You will get another taste of the local bounty in the morning: every stay at The Just Inn includes a daily two-course breakfast. Waking up in the vineyards, then enjoying soft scrambled eggs with brioche and pesto is an experience you won’t soon forget.
For another memorable meal, swing by Les Petites Canailles, or LPC, as the locals call it. Winemakers frequent this bustling restaurant just off of the town’s center square. Before opening LPC, chef and owner Julien Asseo spent his childhood in France and worked for some of the country’s top chefs, including Joël Robuchon, Todd English and Daniel Boulud. Taste his prowess in classic French cuisine with his scrumptious preparations of tarte flambée, salade Lyonnaise and butcher cuts of steak.
When you’re ready for wine, head to J. Lohr over in the Estrella District to discover a flat vineyard-covered terrain and a gorgeous new hospitality center. Jerry Lohr founded the winery in 1974, and now it’s owned and operated by his children. The vibe feels relaxed and unpretentious — the staff welcomes the opportunity to teach you about the brand’s rich history or the distinct vineyards that produce superb chardonnay, malbec and cabernet sauvignon.

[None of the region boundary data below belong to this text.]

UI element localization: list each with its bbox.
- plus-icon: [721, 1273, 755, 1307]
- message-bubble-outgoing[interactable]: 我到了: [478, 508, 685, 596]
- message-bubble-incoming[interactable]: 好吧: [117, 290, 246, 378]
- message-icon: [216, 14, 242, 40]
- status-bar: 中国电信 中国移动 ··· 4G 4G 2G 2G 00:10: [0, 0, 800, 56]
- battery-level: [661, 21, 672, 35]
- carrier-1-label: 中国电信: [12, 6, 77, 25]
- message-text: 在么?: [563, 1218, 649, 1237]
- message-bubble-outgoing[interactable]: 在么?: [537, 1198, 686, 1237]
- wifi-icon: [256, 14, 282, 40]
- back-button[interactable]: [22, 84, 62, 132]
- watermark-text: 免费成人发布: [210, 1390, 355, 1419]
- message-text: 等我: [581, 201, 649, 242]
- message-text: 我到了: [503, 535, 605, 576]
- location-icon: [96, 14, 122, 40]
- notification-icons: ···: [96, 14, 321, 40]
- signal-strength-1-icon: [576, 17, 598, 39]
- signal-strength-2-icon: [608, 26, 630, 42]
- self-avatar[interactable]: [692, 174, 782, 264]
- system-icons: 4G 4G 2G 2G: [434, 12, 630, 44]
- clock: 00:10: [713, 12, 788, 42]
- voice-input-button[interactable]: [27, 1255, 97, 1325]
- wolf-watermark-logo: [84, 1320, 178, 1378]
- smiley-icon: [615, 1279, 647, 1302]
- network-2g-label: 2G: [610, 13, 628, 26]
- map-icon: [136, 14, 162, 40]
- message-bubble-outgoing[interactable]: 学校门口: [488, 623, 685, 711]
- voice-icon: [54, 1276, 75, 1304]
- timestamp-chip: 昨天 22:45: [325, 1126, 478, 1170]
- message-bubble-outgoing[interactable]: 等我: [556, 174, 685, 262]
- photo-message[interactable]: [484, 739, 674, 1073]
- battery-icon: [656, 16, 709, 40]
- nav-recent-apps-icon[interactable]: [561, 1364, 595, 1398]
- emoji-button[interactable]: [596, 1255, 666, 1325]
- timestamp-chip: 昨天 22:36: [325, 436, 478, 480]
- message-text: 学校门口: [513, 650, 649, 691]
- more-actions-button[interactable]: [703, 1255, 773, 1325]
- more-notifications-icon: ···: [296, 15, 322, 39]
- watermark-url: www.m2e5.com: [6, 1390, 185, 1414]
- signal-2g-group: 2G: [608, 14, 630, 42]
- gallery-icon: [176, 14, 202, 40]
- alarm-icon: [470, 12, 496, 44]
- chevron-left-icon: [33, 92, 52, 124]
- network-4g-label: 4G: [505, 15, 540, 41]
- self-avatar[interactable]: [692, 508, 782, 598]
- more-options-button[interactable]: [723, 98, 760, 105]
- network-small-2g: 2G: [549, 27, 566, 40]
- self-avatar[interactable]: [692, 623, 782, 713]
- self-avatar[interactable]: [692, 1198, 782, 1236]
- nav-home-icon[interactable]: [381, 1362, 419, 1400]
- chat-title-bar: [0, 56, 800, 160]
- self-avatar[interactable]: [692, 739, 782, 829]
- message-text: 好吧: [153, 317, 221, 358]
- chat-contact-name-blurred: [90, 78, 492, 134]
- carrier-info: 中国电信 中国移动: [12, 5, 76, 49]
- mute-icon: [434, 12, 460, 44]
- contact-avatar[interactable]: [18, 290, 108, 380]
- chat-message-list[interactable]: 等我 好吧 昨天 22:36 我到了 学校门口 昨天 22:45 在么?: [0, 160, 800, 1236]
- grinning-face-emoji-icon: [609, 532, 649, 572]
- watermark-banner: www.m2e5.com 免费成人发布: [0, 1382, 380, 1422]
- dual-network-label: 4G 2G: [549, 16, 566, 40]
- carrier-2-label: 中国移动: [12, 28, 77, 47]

Be sure to try the valdiguié, a new red similar to Beaujolais that is excellent when served slightly chilled. Other standouts include the Pure Paso, a proprietary red blend, and the pinot blanc, a winery-exclusive white that’s aromatic and refreshing.
Vina Robles only harvests estate-grown fruit, which means that the vintners own the land, grow the grapes and make the wine. The Arborist is a delightful red blend with balanced tannins and ripe black fruit flavors. A portion of proceeds for every bottle goes to planting a tree and reflects Vina Robles’ commitment to preserving the ancient oaks that dot the picturesque landscape.

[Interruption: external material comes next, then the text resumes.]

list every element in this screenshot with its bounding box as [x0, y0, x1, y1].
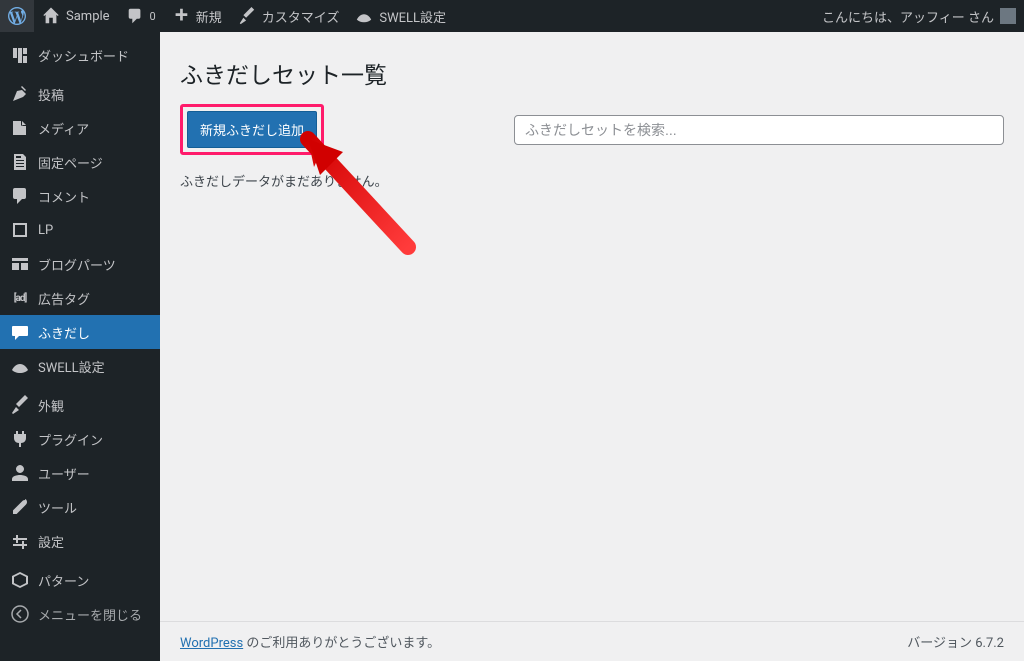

While you could book a regular tasting, why not pair the wine with food or a concert? Vina Robles offers a full-service bistro and an outdoor amphitheater. Recent performers include Interpol, Bonnie Raitt and Flogging Molly & the Interrupters.

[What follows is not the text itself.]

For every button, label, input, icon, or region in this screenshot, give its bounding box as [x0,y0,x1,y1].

For an edgier label, head to Fulldraw, a boutique winery that opened right before the pandemic. It’s run by a fabulous young couple, Connor and Rebecca McMahon, who mix wine and art seamlessly while raising two active toddlers on the property. You’ll sample Rhône varietals and enjoy an exciting rosé and robust grenache. This is one wine club you’ll want to join.
TWO MORE UNDER-THE-RADAR REGIONS TO TRY
Head 45 minutes east of San Francisco, and you’ll discover Wente Vineyards. Founded in 1883, Wente is America’s longest continuously owned and operated winery. Today the fifth generation, sisters Aly and Niki Wente, run the estate and prioritize sustainable practices. Try chardonnay and riesling or one of the wonderful reds, from pinot noir to zinfandel.
Three hours northeast of San Francisco, you’ll hit the gold country town of Murphys in the Sierra Foothills. Tasting rooms line the nostalgic Main Street, but our favorite is Newsome Harlow, a pioneer of the somewhat sleepy region. Winemaker Scott Klann excels at making fruit-forward bold reds like syrah and zinfandel, and his friendly daughter runs the tasting room. He also makes the best sauvignon blanc on the block.